En paralelo, Brasil logró consenso en la agenda inicial de la COP30, aunque postergó temas clave como financiamiento, metas de emisiones y barreras comerciales. Las negociaciones siguen “divididas”, según fuentes diplomáticas.
En este contexto, veinte países ya firmaron la Declaración de Belém sobre la Lucha contra el Racismo Ambiental. El documento reconoce que la crisis ecológica es también una crisis de justicia racial. Denuncia la exposición desproporcionada que sufren comunidades afrodescendientes, pueblos indígenas y poblaciones locales. Además, insta a los Estados a erradicar desigualdades que condicionan el acceso equitativo a recursos, oportunidades y beneficios del desarrollo sostenible.
La iniciativa forma parte de la estrategia brasileña de ampliar las agendas de igualdad y sostenibilidad.
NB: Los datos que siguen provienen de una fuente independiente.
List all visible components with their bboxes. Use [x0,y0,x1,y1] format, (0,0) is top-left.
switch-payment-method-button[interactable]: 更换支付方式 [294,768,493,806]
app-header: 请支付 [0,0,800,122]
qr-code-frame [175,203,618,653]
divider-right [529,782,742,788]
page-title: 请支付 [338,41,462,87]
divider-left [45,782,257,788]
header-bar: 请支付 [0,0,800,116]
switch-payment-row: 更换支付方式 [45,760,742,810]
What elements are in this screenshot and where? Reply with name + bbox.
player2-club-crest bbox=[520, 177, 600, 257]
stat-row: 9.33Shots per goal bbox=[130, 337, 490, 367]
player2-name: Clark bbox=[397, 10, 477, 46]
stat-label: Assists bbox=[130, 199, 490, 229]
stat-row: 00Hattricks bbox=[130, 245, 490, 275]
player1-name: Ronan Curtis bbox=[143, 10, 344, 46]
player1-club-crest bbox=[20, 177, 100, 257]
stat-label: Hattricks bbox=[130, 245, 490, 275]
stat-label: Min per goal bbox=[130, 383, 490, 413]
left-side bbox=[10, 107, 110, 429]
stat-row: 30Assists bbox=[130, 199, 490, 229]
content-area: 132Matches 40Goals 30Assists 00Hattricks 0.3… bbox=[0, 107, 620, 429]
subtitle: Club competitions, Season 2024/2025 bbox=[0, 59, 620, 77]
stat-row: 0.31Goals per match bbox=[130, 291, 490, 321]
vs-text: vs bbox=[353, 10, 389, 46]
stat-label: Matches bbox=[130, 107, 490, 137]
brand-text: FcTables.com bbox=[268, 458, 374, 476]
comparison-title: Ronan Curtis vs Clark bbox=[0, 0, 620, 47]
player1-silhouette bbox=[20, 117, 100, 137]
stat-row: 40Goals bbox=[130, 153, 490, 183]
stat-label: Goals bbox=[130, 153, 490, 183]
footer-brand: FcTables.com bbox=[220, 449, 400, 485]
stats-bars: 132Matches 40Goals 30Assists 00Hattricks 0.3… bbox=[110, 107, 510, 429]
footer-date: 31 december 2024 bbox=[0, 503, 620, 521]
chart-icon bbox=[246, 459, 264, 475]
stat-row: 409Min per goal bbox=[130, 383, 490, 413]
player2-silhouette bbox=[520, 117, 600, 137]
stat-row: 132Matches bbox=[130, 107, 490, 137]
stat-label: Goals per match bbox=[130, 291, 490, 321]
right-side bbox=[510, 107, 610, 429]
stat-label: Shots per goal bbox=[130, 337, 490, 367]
También se vincula al nuevo ODS 18, dedicado a la promoción de la igualdad étnico-racial.
Al mismo tiempo, la Cumbre de los Pueblos abrió un espacio alternativo a la COP30. Más de 200 embarcaciones inauguraron el evento. Hubo debates con representantes de 60 países. Más de 25.000 personas se inscribieron. Movimientos sociales insistieron en una agenda antiimperialista y en una lucha organizada desde los territorios. Más de 1.200 organizaciones firmaron la convocatoria. La Marcha Global por el Clima reunió delegaciones de 65 países y recordó figuras como Chico Mendes, símbolo del ambientalismo amazónico.
Mientras la COP30 continúa, organizaciones como Alboan impulsan la educación ecosocial y el llamado a “amazonizar” la mirada. Edukalboan promueve materiales educativos que conectan la justicia socioambiental con la defensa de la Amazonía.
La justicia climática exige actuar ahora. Es urgente y es posible. La COP30 revela que las soluciones existen, pero requieren voluntad política, cooperación y compromiso real con las comunidades más vulnerables.